Incidentally, my own view is that “patternism” is flawed as a theory about the self. I find myself in exactly the same camp as Susan Schneider, as explicated here [pdf]. What I do accept, though, is the overwhelmingly plausible claim that mentality – both the qualitative and non-qualitative aspects – is an organizational invariant. Thus, it follows that, on my view, if I were to upload my mind it would indeed be conscious, but it would fail to be me. (Although one might add that it would be far closer to being me than any other being [15].) There must be at least spatiotemporal continuity in addition to pattern preservation, and mind-uploading fails to maintain such continuity. But problems still abound.

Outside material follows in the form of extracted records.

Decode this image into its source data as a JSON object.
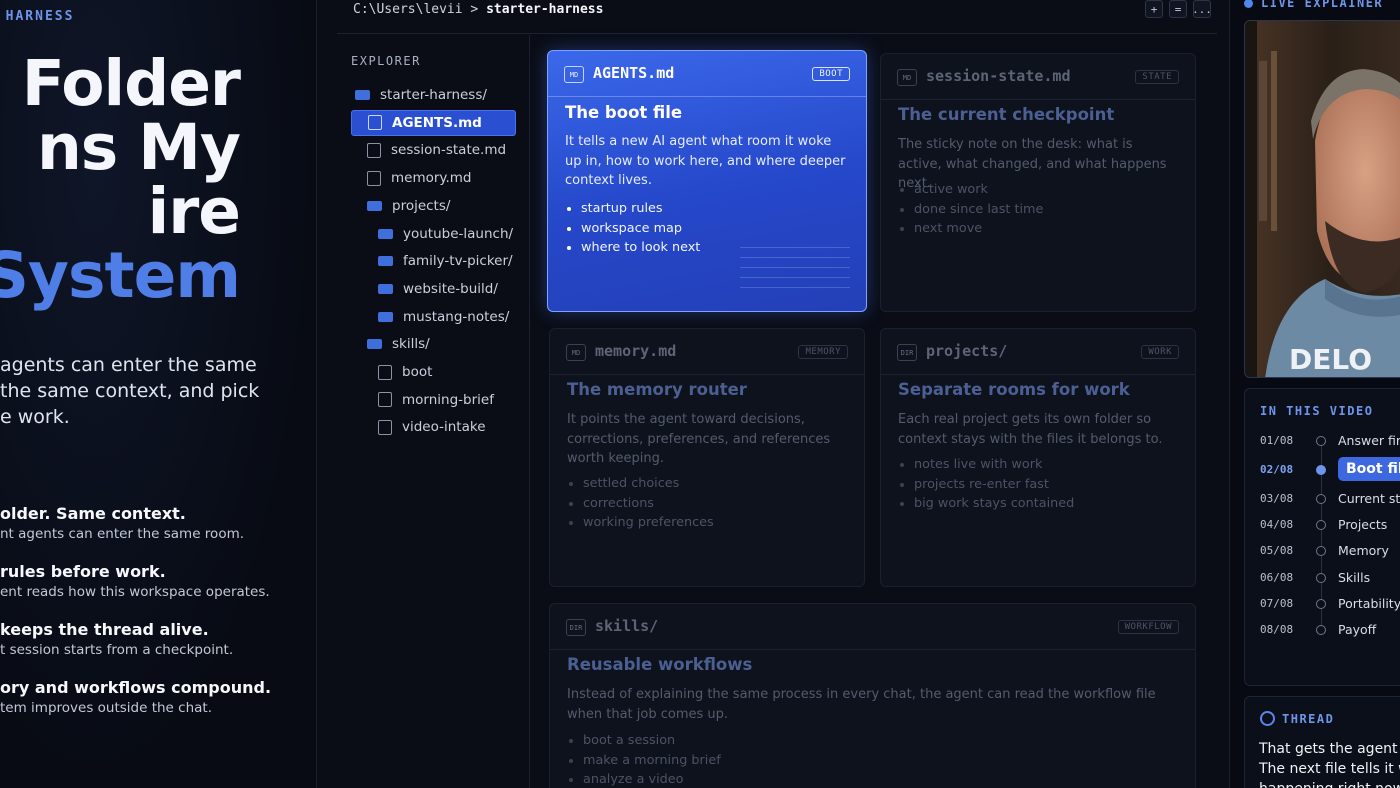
{
  "hero": {
    "kicker": "I HARNESS",
    "headline_lines": [
      "s Folder",
      "ns My",
      "ire",
      "System"
    ],
    "lede_lines": [
      "agents can enter the same",
      "the same context, and pick",
      "e work."
    ],
    "points": [
      {
        "title": "older. Same context.",
        "sub": "nt agents can enter the same room."
      },
      {
        "title": "rules before work.",
        "sub": "ent reads how this workspace operates."
      },
      {
        "title": "keeps the thread alive.",
        "sub": "t session starts from a checkpoint."
      },
      {
        "title": "ory and workflows compound.",
        "sub": "tem improves outside the chat."
      }
    ]
  },
  "terminal": {
    "path_prefix": "C:\\Users\\levii > ",
    "path_current": "starter-harness",
    "controls": [
      "+",
      "=",
      "..."
    ]
  },
  "explorer": {
    "title": "EXPLORER",
    "items": [
      {
        "label": "starter-harness/",
        "type": "folder",
        "depth": 0
      },
      {
        "label": "AGENTS.md",
        "type": "file",
        "depth": 1,
        "active": true
      },
      {
        "label": "session-state.md",
        "type": "file",
        "depth": 1
      },
      {
        "label": "memory.md",
        "type": "file",
        "depth": 1
      },
      {
        "label": "projects/",
        "type": "folder",
        "depth": 1
      },
      {
        "label": "youtube-launch/",
        "type": "folder",
        "depth": 2
      },
      {
        "label": "family-tv-picker/",
        "type": "folder",
        "depth": 2
      },
      {
        "label": "website-build/",
        "type": "folder",
        "depth": 2
      },
      {
        "label": "mustang-notes/",
        "type": "folder",
        "depth": 2
      },
      {
        "label": "skills/",
        "type": "folder",
        "depth": 1
      },
      {
        "label": "boot",
        "type": "file",
        "depth": 2
      },
      {
        "label": "morning-brief",
        "type": "file",
        "depth": 2
      },
      {
        "label": "video-intake",
        "type": "file",
        "depth": 2
      }
    ]
  },
  "cards": [
    {
      "type": "MD",
      "file": "AGENTS.md",
      "tag": "BOOT",
      "title": "The boot file",
      "desc": "It tells a new AI agent what room it woke up in, how to work here, and where deeper context lives.",
      "bullets": [
        "startup rules",
        "workspace map",
        "where to look next"
      ],
      "active": true
    },
    {
      "type": "MD",
      "file": "session-state.md",
      "tag": "STATE",
      "title": "The current checkpoint",
      "desc": "The sticky note on the desk: what is active, what changed, and what happens next.",
      "bullets": [
        "active work",
        "done since last time",
        "next move"
      ]
    },
    {
      "type": "MD",
      "file": "memory.md",
      "tag": "MEMORY",
      "title": "The memory router",
      "desc": "It points the agent toward decisions, corrections, preferences, and references worth keeping.",
      "bullets": [
        "settled choices",
        "corrections",
        "working preferences"
      ]
    },
    {
      "type": "DIR",
      "file": "projects/",
      "tag": "WORK",
      "title": "Separate rooms for work",
      "desc": "Each real project gets its own folder so context stays with the files it belongs to.",
      "bullets": [
        "notes live with work",
        "projects re-enter fast",
        "big work stays contained"
      ]
    },
    {
      "type": "DIR",
      "file": "skills/",
      "tag": "WORKFLOW",
      "title": "Reusable workflows",
      "desc": "Instead of explaining the same process in every chat, the agent can read the workflow file when that job comes up.",
      "bullets": [
        "boot a session",
        "make a morning brief",
        "analyze a video"
      ]
    }
  ],
  "live": {
    "label": "LIVE EXPLAINER",
    "shirt_text": "DELO"
  },
  "video": {
    "title": "IN THIS VIDEO",
    "chapters": [
      {
        "num": "01/08",
        "label": "Answer firs"
      },
      {
        "num": "02/08",
        "label": "Boot fil",
        "active": true
      },
      {
        "num": "03/08",
        "label": "Current sta"
      },
      {
        "num": "04/08",
        "label": "Projects"
      },
      {
        "num": "05/08",
        "label": "Memory"
      },
      {
        "num": "06/08",
        "label": "Skills"
      },
      {
        "num": "07/08",
        "label": "Portability"
      },
      {
        "num": "08/08",
        "label": "Payoff"
      }
    ]
  },
  "thread": {
    "title": "THREAD",
    "lines": [
      "That gets the agent",
      "The next file tells it w",
      "happening right now"
    ]
  },
  "colors": {
    "accent": "#4f7fe6",
    "active_card": "#2a4fd1",
    "background": "#070a12"
  }
}
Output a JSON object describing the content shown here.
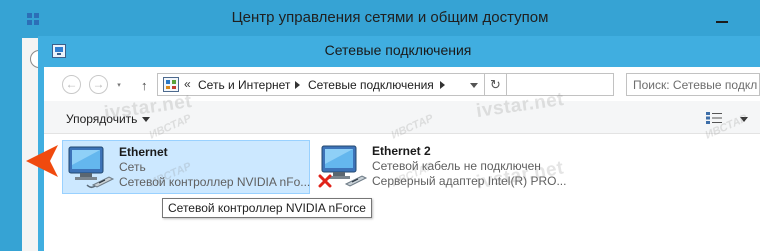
{
  "back_window": {
    "title": "Центр управления сетями и общим доступом"
  },
  "window": {
    "title": "Сетевые подключения"
  },
  "address_bar": {
    "prefix": "«",
    "crumbs": [
      "Сеть и Интернет",
      "Сетевые подключения"
    ]
  },
  "search": {
    "placeholder": "Поиск: Сетевые подключения"
  },
  "toolbar": {
    "organize_label": "Упорядочить"
  },
  "connections": [
    {
      "name": "Ethernet",
      "status": "Сеть",
      "adapter": "Сетевой контроллер NVIDIA nForce",
      "adapter_visible": "Сетевой контроллер NVIDIA nFo...",
      "selected": true,
      "disconnected": false
    },
    {
      "name": "Ethernet 2",
      "status": "Сетевой кабель не подключен",
      "adapter": "Серверный адаптер Intel(R) PRO...",
      "selected": false,
      "disconnected": true
    }
  ],
  "tooltip": {
    "text": "Сетевой контроллер NVIDIA nForce"
  },
  "colors": {
    "window_frame": "#40aee0",
    "selection_fill": "#cce8ff",
    "selection_border": "#99d1ff",
    "pointer_arrow": "#f04a0e",
    "disconnected_x": "#e0231a"
  }
}
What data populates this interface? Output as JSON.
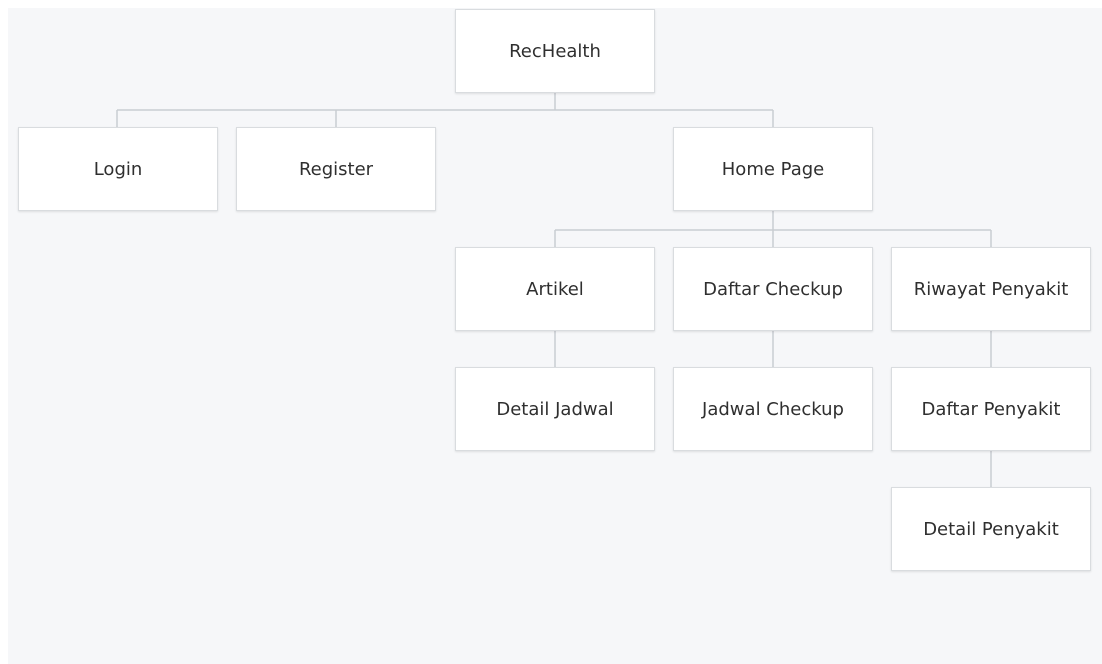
{
  "diagram": {
    "nodes": {
      "root": "RecHealth",
      "login": "Login",
      "register": "Register",
      "home": "Home Page",
      "artikel": "Artikel",
      "daftar_checkup": "Daftar Checkup",
      "riwayat_penyakit": "Riwayat Penyakit",
      "detail_jadwal": "Detail Jadwal",
      "jadwal_checkup": "Jadwal Checkup",
      "daftar_penyakit": "Daftar Penyakit",
      "detail_penyakit": "Detail Penyakit"
    },
    "edges": [
      [
        "root",
        "login"
      ],
      [
        "root",
        "register"
      ],
      [
        "root",
        "home"
      ],
      [
        "home",
        "artikel"
      ],
      [
        "home",
        "daftar_checkup"
      ],
      [
        "home",
        "riwayat_penyakit"
      ],
      [
        "artikel",
        "detail_jadwal"
      ],
      [
        "daftar_checkup",
        "jadwal_checkup"
      ],
      [
        "riwayat_penyakit",
        "daftar_penyakit"
      ],
      [
        "daftar_penyakit",
        "detail_penyakit"
      ]
    ],
    "colors": {
      "background": "#f6f7f9",
      "node_fill": "#ffffff",
      "node_border": "#d9dcdf",
      "connector": "#c9cdd2",
      "text": "#2f2f2f"
    }
  }
}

In sum, Gubrud’s paper fails not only as a critique of transhumanism and/or mind-uploading (see Point 1 above), but as a piece of respectable scholarship too.

It fails in the same way that the creationist’s claim that Darwinian evolution is false because “all this design cannot be completely random” fails. (Genetic mutation is random; natural selection is absolutely not!) There are no doubt many good critiques of transhumanism that could be articulated (I’ve attempted to give one myself); but Gubrud’s is definitely not one.